It looks like vdSqrt does not work correctly in multi-threaded mode. Its performance is significantly slower than a simple loop of sqrt() calls. Moreover, it ignores OMP_NUM_THREADS completely.
I have made the attached test program to reproduce the bug, which had a dramatic impact and was hard to spot in amore complex application. This simple program computes the square root of a vector of 10000 elements for 5000 times. In order to prevent the compiler from removing code, some randomy selected items are added to a variable which is later printed to the standard output.

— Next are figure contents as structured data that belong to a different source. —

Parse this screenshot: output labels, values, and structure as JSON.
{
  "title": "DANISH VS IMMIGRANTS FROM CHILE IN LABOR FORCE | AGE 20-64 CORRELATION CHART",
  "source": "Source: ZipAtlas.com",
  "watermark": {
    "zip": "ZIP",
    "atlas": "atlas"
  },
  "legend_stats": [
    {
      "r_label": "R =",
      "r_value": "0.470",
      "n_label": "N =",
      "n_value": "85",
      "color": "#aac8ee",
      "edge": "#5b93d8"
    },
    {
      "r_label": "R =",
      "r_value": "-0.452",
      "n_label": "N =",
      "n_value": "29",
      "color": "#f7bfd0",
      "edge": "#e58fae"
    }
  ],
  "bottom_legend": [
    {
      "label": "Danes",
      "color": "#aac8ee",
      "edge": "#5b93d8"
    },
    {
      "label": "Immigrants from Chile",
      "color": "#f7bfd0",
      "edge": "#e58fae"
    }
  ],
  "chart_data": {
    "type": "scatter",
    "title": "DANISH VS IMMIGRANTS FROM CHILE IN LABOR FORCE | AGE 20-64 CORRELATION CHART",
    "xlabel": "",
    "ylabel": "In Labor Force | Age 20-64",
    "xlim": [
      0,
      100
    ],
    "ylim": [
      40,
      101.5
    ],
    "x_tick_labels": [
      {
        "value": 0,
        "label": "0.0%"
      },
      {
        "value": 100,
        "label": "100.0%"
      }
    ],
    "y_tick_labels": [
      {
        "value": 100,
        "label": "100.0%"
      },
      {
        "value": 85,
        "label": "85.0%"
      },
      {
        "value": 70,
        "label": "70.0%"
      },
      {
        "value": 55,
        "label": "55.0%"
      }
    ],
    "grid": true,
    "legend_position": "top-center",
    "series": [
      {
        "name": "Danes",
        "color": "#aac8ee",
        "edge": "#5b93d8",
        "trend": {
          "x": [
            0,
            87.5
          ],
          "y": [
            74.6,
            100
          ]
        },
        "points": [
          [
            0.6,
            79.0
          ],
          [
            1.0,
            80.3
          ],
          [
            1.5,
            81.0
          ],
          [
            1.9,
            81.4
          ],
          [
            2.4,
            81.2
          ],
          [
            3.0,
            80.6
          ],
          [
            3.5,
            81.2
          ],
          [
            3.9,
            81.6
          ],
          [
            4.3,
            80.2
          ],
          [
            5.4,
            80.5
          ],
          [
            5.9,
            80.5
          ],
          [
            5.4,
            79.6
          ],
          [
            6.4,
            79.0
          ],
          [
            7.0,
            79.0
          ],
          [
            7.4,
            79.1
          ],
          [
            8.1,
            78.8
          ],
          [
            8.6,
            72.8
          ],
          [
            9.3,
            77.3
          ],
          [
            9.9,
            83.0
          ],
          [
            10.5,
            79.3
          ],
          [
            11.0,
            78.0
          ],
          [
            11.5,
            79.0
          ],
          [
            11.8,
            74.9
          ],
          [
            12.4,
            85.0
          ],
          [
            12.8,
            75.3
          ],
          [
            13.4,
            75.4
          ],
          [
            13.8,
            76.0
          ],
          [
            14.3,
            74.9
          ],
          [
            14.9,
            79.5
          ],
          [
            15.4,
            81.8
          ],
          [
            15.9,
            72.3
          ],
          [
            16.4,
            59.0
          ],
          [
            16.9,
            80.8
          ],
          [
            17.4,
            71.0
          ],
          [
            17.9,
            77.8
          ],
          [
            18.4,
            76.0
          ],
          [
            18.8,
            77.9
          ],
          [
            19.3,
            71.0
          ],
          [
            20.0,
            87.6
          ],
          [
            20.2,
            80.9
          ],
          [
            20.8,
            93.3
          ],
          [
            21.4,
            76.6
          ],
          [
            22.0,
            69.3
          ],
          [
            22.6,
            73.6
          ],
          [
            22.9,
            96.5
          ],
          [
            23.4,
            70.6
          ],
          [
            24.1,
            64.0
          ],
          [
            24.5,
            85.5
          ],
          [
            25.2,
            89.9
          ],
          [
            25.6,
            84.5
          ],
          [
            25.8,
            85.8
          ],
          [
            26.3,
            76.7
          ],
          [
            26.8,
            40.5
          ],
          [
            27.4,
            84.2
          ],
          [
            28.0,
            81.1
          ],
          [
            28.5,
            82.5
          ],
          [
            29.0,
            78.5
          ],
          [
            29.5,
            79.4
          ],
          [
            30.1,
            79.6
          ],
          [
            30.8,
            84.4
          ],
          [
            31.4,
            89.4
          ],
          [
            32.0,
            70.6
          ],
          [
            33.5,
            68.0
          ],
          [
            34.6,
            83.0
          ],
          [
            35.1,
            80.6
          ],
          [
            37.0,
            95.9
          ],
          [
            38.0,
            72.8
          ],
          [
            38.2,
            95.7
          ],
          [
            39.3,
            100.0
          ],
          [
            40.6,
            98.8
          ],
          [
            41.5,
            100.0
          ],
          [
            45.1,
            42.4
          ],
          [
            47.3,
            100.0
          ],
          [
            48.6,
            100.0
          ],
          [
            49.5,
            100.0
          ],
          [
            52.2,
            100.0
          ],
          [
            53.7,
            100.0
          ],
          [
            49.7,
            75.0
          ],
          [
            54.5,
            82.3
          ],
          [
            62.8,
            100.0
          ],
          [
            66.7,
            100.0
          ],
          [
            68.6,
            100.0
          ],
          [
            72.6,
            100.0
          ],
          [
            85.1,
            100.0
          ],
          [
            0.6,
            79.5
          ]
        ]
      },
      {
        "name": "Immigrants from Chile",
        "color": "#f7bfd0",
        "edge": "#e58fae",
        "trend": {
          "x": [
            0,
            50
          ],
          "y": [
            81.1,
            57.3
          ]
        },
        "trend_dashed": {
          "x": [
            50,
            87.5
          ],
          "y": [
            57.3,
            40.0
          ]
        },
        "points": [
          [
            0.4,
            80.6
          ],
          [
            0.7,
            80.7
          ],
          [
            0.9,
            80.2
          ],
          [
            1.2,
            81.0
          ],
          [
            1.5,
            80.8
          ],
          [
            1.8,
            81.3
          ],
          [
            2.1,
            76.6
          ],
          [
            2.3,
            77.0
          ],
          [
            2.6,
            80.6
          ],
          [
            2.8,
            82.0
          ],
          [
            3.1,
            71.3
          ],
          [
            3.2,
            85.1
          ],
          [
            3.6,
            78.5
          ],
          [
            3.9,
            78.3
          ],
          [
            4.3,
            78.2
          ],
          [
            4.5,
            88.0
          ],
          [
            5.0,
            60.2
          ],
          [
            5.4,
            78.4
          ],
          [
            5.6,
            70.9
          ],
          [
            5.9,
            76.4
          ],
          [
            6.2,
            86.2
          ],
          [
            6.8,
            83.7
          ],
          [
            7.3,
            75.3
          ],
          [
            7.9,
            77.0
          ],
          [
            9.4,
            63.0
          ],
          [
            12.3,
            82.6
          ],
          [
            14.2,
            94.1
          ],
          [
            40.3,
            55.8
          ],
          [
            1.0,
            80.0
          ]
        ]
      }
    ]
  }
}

Three different ways of computing the square root are tested: 1) vdSqrt 2) loop of sqrt() 3) OpenMP parallel loop of sqrt()
Since I'm on a dual core machine (Core i5 430M), I run the code with OMP_NUM_THREADS=1 and OMP_NUM_THREADS=2. This measurements are obtained in a VMware virtual machine but the same behavior was observed on physical machines as well. The issue was reproduced on Debian 5, Ubuntu 8.04 and Ubuntu 10.10.
OMP_NUM_THREADS=1 OMP_NUM_THREADS=2 1) 0.99 s 0.96 s 2) 0.33 s 0.33 s 3) 0.34 s 0.21 s
If I force the code to run on fewer core by setting processor affinity with taskset the results are vastly different for vdSqrt: taskset -c 0 taskset -c 0,2 1) 0.33 s 1.19 s
In a more complex program, replacing vdSqrt with a loop of sqrt yielded a 9x speedup.
Performing a concurrency analysis with VTunes gives a better insight on the problem. While the third method and other MKL routines such as dgemv and dgemm only spawn a single worker thread with OMP_NUM_THREADS=2, vdSqrt spawns about 20 worker threads. The attached pictures highlights the issue.